Jdsk wrote: ↑6 Dec 2021, 6:24pm
What costs do you think that a systematic review would incur? It's mostly people's time.
Looking at the databases used in the 2016 review: PubMed is free, but Embase access is $1500/month, Scopus is price on application reported as $24,380/year for 1-25 users, and Compendex is price on application with no obvious public price.
And there seems to be a large amount of time available to argue about the subject which would be much better spent on evidence-based approaches.
Well, this is mission-critical, isn't it? If helmets were to be forced on cyclists, a lot of people would reduce or stop cycling, to the detriment of all cyclists and arguably the nation. So it gets some time. But maybe not as much as you think, given how fast some people type.

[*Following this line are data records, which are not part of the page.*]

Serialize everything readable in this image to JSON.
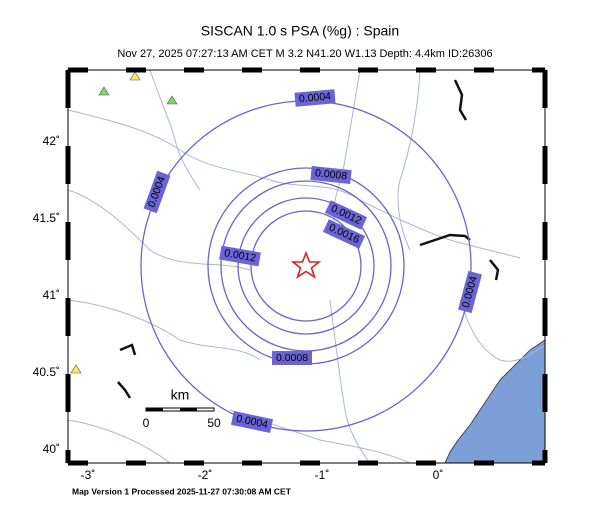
{
  "header": {
    "title": "SISCAN 1.0 s PSA (%g) : Spain",
    "subtitle": "Nov 27, 2025 07:27:13 AM CET   M 3.2   N41.20 W1.13   Depth: 4.4km   ID:26306"
  },
  "contour_labels": [
    "0.0004",
    "0.0004",
    "0.0004",
    "0.0004",
    "0.0008",
    "0.0008",
    "0.0012",
    "0.0012",
    "0.0016"
  ],
  "scale_bar": {
    "unit": "km",
    "start": "0",
    "end": "50"
  },
  "axes": {
    "lat": [
      "42˚",
      "41.5˚",
      "41˚",
      "40.5˚",
      "40˚"
    ],
    "lon": [
      "-3˚",
      "-2˚",
      "-1˚",
      "0˚"
    ]
  },
  "footer": "Map Version 1 Processed 2025-11-27 07:30:08 AM CET"
}
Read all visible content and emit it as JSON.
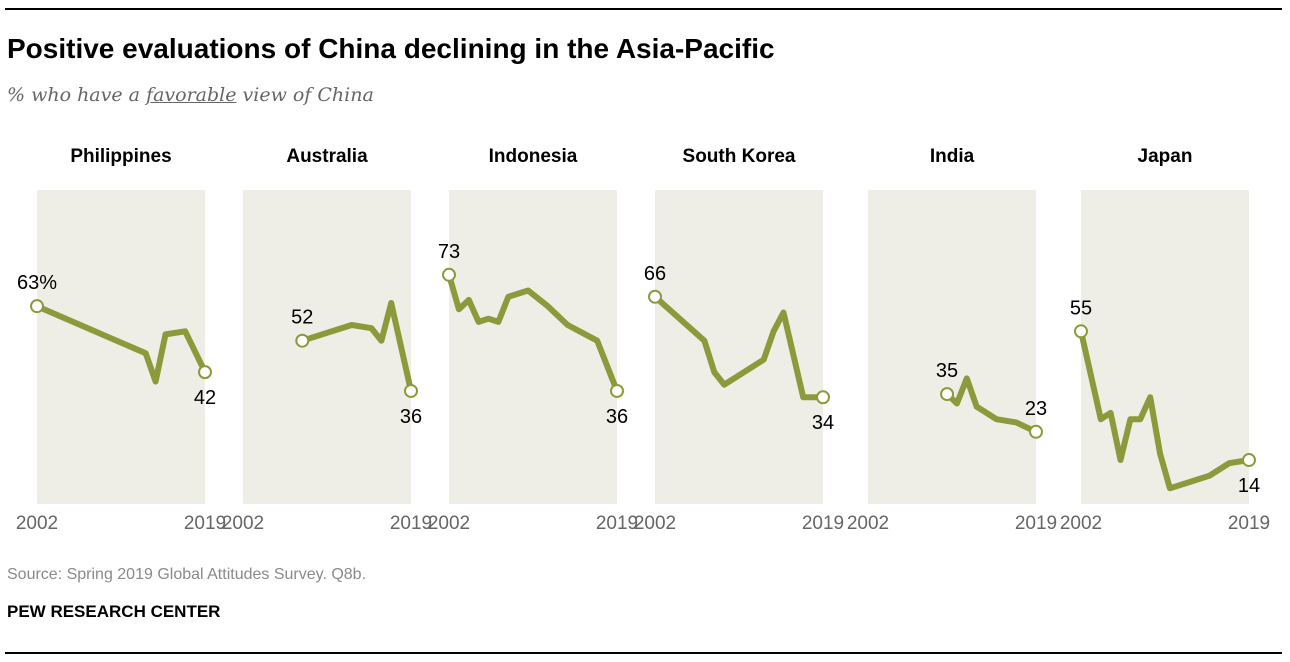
{
  "title": "Positive evaluations of China declining in the Asia-Pacific",
  "subtitle": {
    "prefix": "% who have a ",
    "emphasis": "favorable",
    "suffix": " view of China"
  },
  "source": "Source: Spring 2019 Global Attitudes Survey. Q8b.",
  "org": "PEW RESEARCH CENTER",
  "colors": {
    "line": "#8c9a3c",
    "panel": "#efeee6",
    "text": "#000000",
    "muted": "#666666"
  },
  "chart_data": [
    {
      "type": "line",
      "title": "Philippines",
      "x_ticks": [
        "2002",
        "2019"
      ],
      "ylim": [
        0,
        100
      ],
      "x": [
        2002,
        2013,
        2014,
        2015,
        2017,
        2019
      ],
      "values": [
        63,
        48,
        39,
        54,
        55,
        42
      ],
      "labels": [
        {
          "text": "63%",
          "index": 0,
          "pos": "above"
        },
        {
          "text": "42",
          "index": 5,
          "pos": "below"
        }
      ]
    },
    {
      "type": "line",
      "title": "Australia",
      "x_ticks": [
        "2002",
        "2019"
      ],
      "ylim": [
        0,
        100
      ],
      "x": [
        2008,
        2013,
        2015,
        2016,
        2017,
        2019
      ],
      "values": [
        52,
        57,
        56,
        52,
        64,
        36
      ],
      "labels": [
        {
          "text": "52",
          "index": 0,
          "pos": "above"
        },
        {
          "text": "36",
          "index": 5,
          "pos": "below"
        }
      ]
    },
    {
      "type": "line",
      "title": "Indonesia",
      "x_ticks": [
        "2002",
        "2019"
      ],
      "ylim": [
        0,
        100
      ],
      "x": [
        2002,
        2003,
        2004,
        2005,
        2006,
        2007,
        2008,
        2010,
        2012,
        2014,
        2017,
        2019
      ],
      "values": [
        73,
        62,
        65,
        58,
        59,
        58,
        66,
        68,
        63,
        57,
        52,
        36
      ],
      "labels": [
        {
          "text": "73",
          "index": 0,
          "pos": "above"
        },
        {
          "text": "36",
          "index": 11,
          "pos": "below"
        }
      ]
    },
    {
      "type": "line",
      "title": "South Korea",
      "x_ticks": [
        "2002",
        "2019"
      ],
      "ylim": [
        0,
        100
      ],
      "x": [
        2002,
        2007,
        2008,
        2009,
        2013,
        2014,
        2015,
        2017,
        2019
      ],
      "values": [
        66,
        52,
        42,
        38,
        46,
        55,
        61,
        34,
        34
      ],
      "labels": [
        {
          "text": "66",
          "index": 0,
          "pos": "above"
        },
        {
          "text": "34",
          "index": 8,
          "pos": "below"
        }
      ]
    },
    {
      "type": "line",
      "title": "India",
      "x_ticks": [
        "2002",
        "2019"
      ],
      "ylim": [
        0,
        100
      ],
      "x": [
        2010,
        2011,
        2012,
        2013,
        2015,
        2017,
        2019
      ],
      "values": [
        35,
        32,
        40,
        31,
        27,
        26,
        23
      ],
      "labels": [
        {
          "text": "35",
          "index": 0,
          "pos": "above"
        },
        {
          "text": "23",
          "index": 6,
          "pos": "above"
        }
      ]
    },
    {
      "type": "line",
      "title": "Japan",
      "x_ticks": [
        "2002",
        "2019"
      ],
      "ylim": [
        0,
        100
      ],
      "x": [
        2002,
        2004,
        2005,
        2006,
        2007,
        2008,
        2009,
        2010,
        2011,
        2013,
        2015,
        2017,
        2019
      ],
      "values": [
        55,
        27,
        29,
        14,
        27,
        27,
        34,
        16,
        5,
        7,
        9,
        13,
        14
      ],
      "labels": [
        {
          "text": "55",
          "index": 0,
          "pos": "above"
        },
        {
          "text": "14",
          "index": 12,
          "pos": "below"
        }
      ]
    }
  ]
}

The evidence is not being collected any more. Few seem to care about the evidence now anyway. People have taken their positions for various reasons and entrenched, so it may no longer even be possible to collect good data without a lot of measures to reduce the risk of advocates telling data collectors what they they they want to hear, similar to what you have to do when surveying about sexual activities... and then both extremes will probably attack that methodology!
Goldacre and Spiegelhalter seem increasingly correct: "the current uncertainty [...] is unlikely to be substantially reduced by further research. [...] The enduring popularity of helmets [...may lie...] more with the cultural, psychological, and political aspects of popular debate around risk."
The cost of access to the literature is very low, and probably aero in a realistic study involving an academic partner.
Based on the numbers above, we seem to have different ideas of very low cost and I don't understand aero in that context.